A couple weeks ago, on March 7, she joined her mom, pals Valerie Jarrett and Dr. Sharon Malone (Eric Holder’s wife) and a few friends at the 7pm performance of her favorite a capella singing group Sweet Honey in the Rock. It was a ladies night out. She even spoke briefly at the event. No Barack in sight.
AND…. rather than sojourn out of the ivory tower incognito a la the famous Target excursion, she journeyed outdoors and beyond the high heavily guarded wrought iron gates of 1600 Pennsylvania Avenue to have a business pow wow.
A couple days before the Sweet Honey performance, she was spotted at We the Pizza having a business meeting with a small group, again sans the hubby.
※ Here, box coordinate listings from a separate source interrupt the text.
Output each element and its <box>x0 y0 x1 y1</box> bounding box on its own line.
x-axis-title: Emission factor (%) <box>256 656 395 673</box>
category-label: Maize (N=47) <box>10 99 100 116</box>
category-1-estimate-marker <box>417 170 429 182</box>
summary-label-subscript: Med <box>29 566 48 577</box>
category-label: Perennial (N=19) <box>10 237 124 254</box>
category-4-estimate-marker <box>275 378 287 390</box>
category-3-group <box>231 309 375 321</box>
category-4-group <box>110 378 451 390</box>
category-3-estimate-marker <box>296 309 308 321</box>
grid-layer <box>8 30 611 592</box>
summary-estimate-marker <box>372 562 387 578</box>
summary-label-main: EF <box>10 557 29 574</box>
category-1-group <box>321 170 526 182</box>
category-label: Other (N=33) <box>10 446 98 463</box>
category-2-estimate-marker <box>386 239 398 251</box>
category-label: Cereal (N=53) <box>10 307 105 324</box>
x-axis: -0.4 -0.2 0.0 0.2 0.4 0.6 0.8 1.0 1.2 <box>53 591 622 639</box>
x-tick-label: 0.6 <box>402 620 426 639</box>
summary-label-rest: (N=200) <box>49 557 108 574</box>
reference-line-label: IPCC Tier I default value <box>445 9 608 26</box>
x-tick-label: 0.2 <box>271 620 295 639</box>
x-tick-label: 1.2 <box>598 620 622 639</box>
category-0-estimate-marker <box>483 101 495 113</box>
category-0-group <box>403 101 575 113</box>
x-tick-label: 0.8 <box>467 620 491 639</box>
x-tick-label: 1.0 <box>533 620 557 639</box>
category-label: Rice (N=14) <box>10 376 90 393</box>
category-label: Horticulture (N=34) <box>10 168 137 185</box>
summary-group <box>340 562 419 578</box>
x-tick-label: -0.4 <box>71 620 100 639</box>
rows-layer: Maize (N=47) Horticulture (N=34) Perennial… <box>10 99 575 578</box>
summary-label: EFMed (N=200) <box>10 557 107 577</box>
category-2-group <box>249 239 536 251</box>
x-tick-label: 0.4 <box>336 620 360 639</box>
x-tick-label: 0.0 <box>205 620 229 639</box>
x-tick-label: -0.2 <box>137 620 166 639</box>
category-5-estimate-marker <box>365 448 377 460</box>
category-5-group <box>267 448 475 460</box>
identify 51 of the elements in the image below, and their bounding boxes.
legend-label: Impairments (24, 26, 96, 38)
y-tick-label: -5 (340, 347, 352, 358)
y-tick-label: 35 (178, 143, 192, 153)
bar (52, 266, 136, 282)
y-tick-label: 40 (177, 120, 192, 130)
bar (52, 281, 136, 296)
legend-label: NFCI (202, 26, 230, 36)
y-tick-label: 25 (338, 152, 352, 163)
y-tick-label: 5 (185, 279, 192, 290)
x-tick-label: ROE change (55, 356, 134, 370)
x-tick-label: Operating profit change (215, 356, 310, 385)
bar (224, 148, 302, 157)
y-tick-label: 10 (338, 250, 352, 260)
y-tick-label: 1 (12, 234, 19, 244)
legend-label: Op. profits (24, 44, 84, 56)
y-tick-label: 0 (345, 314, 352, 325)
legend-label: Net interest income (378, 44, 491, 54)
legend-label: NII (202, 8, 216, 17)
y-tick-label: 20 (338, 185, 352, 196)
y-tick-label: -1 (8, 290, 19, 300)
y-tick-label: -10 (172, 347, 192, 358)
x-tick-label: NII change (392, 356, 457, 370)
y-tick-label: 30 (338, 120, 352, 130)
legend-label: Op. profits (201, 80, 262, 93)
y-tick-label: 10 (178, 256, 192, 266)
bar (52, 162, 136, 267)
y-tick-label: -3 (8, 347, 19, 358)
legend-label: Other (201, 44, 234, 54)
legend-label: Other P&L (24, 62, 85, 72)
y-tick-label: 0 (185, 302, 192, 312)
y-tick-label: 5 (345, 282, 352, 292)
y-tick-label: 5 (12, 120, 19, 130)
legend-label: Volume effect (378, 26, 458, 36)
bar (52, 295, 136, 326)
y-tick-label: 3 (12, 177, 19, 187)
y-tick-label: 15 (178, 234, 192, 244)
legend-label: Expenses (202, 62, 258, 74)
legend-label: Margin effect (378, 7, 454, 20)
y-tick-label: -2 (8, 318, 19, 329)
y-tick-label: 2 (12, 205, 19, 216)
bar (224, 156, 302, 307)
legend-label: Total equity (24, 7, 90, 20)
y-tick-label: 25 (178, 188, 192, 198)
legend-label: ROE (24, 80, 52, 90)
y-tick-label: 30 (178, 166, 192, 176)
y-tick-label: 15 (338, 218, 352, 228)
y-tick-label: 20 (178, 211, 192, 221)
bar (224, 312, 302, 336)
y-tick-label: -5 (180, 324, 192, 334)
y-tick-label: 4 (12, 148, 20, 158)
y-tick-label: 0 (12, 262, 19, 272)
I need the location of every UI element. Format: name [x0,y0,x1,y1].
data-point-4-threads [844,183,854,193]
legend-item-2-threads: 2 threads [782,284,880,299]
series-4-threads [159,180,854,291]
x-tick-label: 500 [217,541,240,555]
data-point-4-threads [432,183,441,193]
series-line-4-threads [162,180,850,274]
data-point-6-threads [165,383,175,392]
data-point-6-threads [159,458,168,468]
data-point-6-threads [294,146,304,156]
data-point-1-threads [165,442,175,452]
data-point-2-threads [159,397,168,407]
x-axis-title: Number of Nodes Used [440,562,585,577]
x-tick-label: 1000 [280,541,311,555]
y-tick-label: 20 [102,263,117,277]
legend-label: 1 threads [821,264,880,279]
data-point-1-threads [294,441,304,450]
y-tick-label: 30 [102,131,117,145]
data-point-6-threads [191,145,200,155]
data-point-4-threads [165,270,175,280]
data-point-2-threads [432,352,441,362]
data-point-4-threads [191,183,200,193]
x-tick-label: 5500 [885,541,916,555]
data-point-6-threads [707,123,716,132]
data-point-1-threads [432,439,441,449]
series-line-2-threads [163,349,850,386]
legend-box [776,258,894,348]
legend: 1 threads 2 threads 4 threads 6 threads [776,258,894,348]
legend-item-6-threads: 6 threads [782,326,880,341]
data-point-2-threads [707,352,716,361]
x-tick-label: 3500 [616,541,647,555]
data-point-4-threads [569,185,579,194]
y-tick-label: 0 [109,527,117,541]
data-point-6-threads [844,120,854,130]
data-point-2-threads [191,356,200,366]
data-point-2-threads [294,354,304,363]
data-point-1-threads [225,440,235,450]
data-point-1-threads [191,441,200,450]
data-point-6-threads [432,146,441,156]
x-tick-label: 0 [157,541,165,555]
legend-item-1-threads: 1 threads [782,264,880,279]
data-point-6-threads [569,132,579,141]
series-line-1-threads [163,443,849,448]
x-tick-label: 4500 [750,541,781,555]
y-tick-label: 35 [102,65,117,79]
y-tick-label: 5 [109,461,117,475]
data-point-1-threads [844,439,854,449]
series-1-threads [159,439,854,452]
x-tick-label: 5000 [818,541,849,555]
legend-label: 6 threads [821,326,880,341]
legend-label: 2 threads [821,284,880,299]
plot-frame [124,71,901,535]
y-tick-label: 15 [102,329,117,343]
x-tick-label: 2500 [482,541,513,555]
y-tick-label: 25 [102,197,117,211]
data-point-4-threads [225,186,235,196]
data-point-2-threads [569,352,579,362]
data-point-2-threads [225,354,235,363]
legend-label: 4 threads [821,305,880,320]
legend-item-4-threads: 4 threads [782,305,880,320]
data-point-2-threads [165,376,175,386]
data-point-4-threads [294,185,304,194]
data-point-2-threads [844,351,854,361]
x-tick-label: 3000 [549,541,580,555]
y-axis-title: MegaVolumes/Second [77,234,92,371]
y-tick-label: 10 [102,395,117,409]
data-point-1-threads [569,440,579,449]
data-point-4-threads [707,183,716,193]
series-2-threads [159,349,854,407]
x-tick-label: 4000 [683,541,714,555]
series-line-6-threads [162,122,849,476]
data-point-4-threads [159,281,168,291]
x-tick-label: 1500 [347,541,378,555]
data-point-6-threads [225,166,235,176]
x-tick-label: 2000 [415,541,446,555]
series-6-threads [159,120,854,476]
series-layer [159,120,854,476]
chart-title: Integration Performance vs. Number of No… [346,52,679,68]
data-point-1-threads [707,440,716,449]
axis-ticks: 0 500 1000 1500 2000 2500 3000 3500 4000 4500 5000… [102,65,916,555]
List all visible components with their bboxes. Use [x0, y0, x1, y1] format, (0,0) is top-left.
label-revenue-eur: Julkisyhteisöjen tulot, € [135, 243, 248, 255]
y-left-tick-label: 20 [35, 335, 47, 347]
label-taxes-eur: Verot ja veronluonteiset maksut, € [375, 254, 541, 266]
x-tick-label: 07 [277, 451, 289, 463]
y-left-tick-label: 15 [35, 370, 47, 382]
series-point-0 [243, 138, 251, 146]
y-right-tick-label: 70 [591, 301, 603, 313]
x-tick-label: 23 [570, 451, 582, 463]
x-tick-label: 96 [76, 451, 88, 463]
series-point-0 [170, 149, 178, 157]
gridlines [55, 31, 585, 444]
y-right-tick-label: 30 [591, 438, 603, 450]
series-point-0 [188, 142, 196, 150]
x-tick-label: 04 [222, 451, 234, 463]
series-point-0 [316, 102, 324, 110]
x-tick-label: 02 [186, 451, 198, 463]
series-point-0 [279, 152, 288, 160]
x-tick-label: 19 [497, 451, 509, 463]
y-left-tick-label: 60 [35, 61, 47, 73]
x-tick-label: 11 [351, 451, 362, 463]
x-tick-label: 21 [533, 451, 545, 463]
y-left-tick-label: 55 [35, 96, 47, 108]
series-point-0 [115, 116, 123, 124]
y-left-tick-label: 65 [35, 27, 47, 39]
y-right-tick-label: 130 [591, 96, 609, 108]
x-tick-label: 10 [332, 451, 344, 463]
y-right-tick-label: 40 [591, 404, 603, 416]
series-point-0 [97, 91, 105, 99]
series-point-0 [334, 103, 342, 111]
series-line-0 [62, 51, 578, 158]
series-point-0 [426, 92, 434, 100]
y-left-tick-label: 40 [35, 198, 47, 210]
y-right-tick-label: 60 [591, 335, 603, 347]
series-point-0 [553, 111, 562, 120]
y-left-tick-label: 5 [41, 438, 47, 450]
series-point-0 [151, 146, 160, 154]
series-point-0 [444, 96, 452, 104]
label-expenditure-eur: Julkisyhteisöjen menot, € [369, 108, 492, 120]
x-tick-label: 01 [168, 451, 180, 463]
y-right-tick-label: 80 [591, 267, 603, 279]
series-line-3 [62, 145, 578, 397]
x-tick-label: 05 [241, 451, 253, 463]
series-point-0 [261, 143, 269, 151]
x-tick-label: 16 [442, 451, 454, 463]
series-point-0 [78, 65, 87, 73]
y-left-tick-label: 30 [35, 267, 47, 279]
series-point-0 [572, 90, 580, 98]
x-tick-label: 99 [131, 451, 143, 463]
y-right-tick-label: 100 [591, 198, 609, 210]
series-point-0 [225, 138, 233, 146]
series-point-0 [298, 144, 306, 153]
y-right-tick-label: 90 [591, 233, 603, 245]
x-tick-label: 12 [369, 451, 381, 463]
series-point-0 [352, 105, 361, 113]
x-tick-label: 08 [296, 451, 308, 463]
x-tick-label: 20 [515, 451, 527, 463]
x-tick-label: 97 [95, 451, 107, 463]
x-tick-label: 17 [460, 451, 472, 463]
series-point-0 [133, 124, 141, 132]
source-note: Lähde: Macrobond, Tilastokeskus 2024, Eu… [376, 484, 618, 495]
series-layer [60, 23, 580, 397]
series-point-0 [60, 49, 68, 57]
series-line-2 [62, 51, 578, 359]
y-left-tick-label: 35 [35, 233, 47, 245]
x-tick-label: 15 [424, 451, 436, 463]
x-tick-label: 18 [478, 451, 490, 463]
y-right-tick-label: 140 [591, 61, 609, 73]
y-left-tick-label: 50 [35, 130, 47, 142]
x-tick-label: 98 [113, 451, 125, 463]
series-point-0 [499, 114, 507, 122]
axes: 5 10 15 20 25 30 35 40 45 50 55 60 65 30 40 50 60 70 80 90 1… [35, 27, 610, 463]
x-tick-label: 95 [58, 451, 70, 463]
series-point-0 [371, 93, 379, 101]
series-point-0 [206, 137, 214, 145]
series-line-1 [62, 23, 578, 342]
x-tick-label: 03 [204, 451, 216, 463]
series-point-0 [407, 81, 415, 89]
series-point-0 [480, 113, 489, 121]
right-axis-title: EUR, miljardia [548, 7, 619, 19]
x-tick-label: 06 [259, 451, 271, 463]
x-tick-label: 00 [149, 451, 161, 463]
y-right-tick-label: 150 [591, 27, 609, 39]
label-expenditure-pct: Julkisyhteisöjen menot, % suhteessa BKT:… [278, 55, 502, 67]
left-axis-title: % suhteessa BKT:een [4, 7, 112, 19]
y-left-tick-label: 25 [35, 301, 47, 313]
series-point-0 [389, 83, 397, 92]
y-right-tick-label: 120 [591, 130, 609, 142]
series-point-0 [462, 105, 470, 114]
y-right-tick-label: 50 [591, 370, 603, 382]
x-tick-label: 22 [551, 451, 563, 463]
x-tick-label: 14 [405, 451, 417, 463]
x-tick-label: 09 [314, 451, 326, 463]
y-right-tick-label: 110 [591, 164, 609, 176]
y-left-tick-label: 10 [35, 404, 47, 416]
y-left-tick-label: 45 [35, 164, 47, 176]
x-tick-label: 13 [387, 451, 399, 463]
Cue Destiny’s Child “Independent Women.”
Pundits noted that Michelle Obama has taken a stance that wasn’t necessarily directly related to her First Move campaign. Baby steps. She is even being bold in social media, starring in her first Google hangout a couple weeks ago and a Twitter chat last week, on the third anniversary of her “Let’s Move” campaign. Before then, her social media presence was sparse.
She is not the First First lady to boldly step out in the second term.
After her husband’s second term, Laura Bush too went from reading children’s books for her literacy campaign to globe trotting and championing women’s rights all over the world.
Now surely, she can’t be expected to bolt out of the cannon and totally go rogue, but we perhaps can expect to hear much more of her authentic and previously hushed voice bellow much louder and braver.
Her fans had been asking for this new Michelle for a while now. They are finally getting her.